Гошка встревожился: просто так мать не спросит.

— Ты с ней дружишь?

«Со шпаргалкой засыпалась, — подумал вдруг Гошка испуганно. — Но почему же она мне ничего не сказала? Вот это да!» Вздохнул, краснея, признался:

— Дружу.

— И как она?

— А ничего… Нормальная. — Теперь Гошка мучительно ожидал продолжения.

— Ты у них в квартире был?

— Нет. А что?

Мать долго молчала. И вдруг сказала:

— Нельзя тебе дружить с ней. Она очень плохая девочка.

— Это Юлька-то плохая? — удивился Гошка. — Ты что, мам?

— Молчи! — непреклонно сказала мать. — Дружить с ней я тебе запрещаю. Ты меня понял?

— Нет, — честно сказал Гошка. — Не понял.

— Она очень плохая девочка, — повторила мать.

— Этого не может быть, — уверенно сказал Гошка. — Я ее уже давно, целый год знаю. И она…

— Сейчас же прекрати спорить, — вдруг крикнула мать. — Я запрещаю тебе дружить с ней!

Гошка остолбенел. Не оттого что мать запретила. Такое было и раньше, и Гошка никогда не восставал против ее запретов. Но мать повысила голос, закричала, сердито сверкая глазами и оттолкнув от себя сумку. Такого не было никогда. И может быть, поэтому, побледнев, сжавшись пружиной, он тихо сказал:

— Я не верю, что она плохая.

Он ждал взрыва, но мать как-то сразу успокоилась.

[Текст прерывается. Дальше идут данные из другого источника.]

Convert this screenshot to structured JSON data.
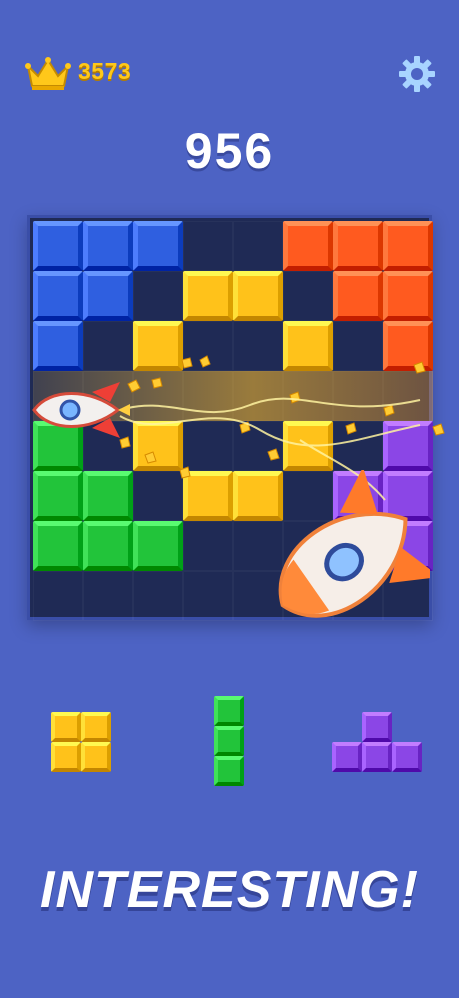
{
  "header": {
    "best_score": "3573",
    "crown_icon": "crown-icon",
    "settings_icon": "gear-icon"
  },
  "score": "956",
  "colors": {
    "background": "#4d63c4",
    "board": "#1f2a55",
    "blue": "#2f5fe0",
    "orange": "#ff5a1f",
    "yellow": "#ffc21a",
    "green": "#22c43a",
    "purple": "#8b46e6"
  },
  "board": {
    "rows": [
      [
        "B",
        "B",
        "B",
        ".",
        ".",
        "O",
        "O",
        "O"
      ],
      [
        "B",
        "B",
        ".",
        "Y",
        "Y",
        ".",
        "O",
        "O"
      ],
      [
        "B",
        ".",
        "Y",
        ".",
        ".",
        "Y",
        ".",
        "O"
      ],
      [
        ".",
        ".",
        ".",
        ".",
        ".",
        ".",
        ".",
        "."
      ],
      [
        "G",
        ".",
        "Y",
        ".",
        ".",
        "Y",
        ".",
        "P"
      ],
      [
        "G",
        "G",
        ".",
        "Y",
        "Y",
        ".",
        "P",
        "P"
      ],
      [
        "G",
        "G",
        "G",
        ".",
        ".",
        ".",
        "P",
        "P"
      ],
      [
        ".",
        ".",
        ".",
        ".",
        ".",
        ".",
        ".",
        "."
      ]
    ],
    "cleared_row": 4,
    "effect": "rocket clearing row"
  },
  "tray": [
    {
      "name": "square",
      "color": "Y",
      "shape": [
        [
          "Y",
          "Y"
        ],
        [
          "Y",
          "Y"
        ]
      ]
    },
    {
      "name": "vertical-line",
      "color": "G",
      "shape": [
        [
          "G"
        ],
        [
          "G"
        ],
        [
          "G"
        ]
      ]
    },
    {
      "name": "t-piece",
      "color": "P",
      "shape": [
        [
          ".",
          "P",
          "."
        ],
        [
          "P",
          "P",
          "P"
        ]
      ]
    }
  ],
  "slogan": "INTERESTING!"
}
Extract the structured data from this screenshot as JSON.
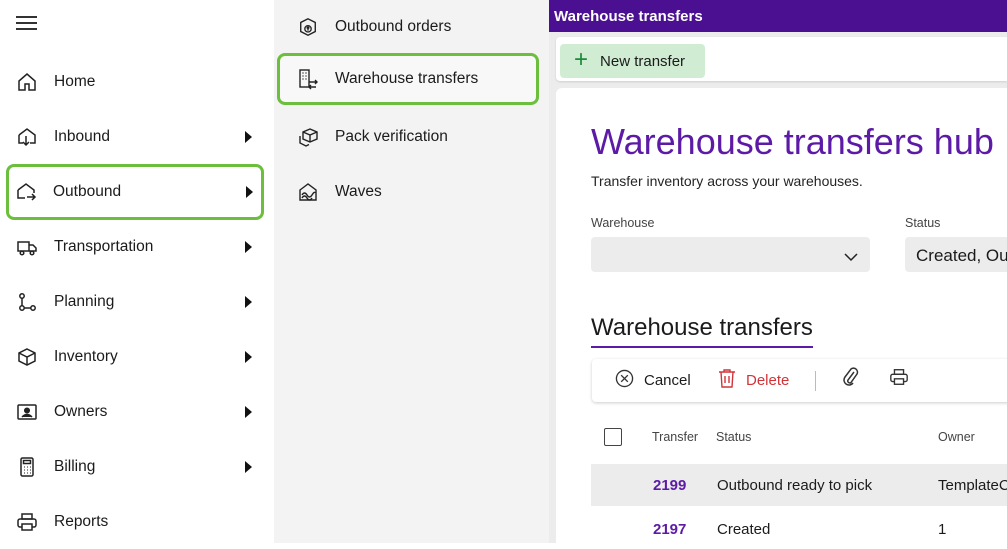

— Хорошо, — сказала она. — Вечером к нам придет Софья Леонидовна, Женина мама. И если ты не веришь мне, то послушай ее.

И Гошка замолчал. Он хорошо знал эту полную, всегда тщательно одетую и модно причесанную женщину. Она была постоянным членом родительского комитета школы, часто бывала на уроках в классах, и ребята ее побаивались.

До самой темноты ожесточенно работал Гошка на огороде, со страхом ожидая прихода Софьи Леонидовны. Что же она скажет? Неужели она знает о Юльке что-то такое, чего не знает он и что в корне должно изменить его отношение к этой, всегда тихой и очень застенчивой девочке? Что она знает?

…Когда Гошка вернулся с огорода, мать и Софья Леонидовна пили чай. В уголке одиноко сидела притихшая Татка.

— Здравствуйте! — сказал Гошка, с неприязнью глядя на гостью.

— Здравствуй, Гоша, — милостиво кивнула Софья Леонидовна. — Твоя мама сказала мне, что ты не хочешь ее слушаться. Это верно?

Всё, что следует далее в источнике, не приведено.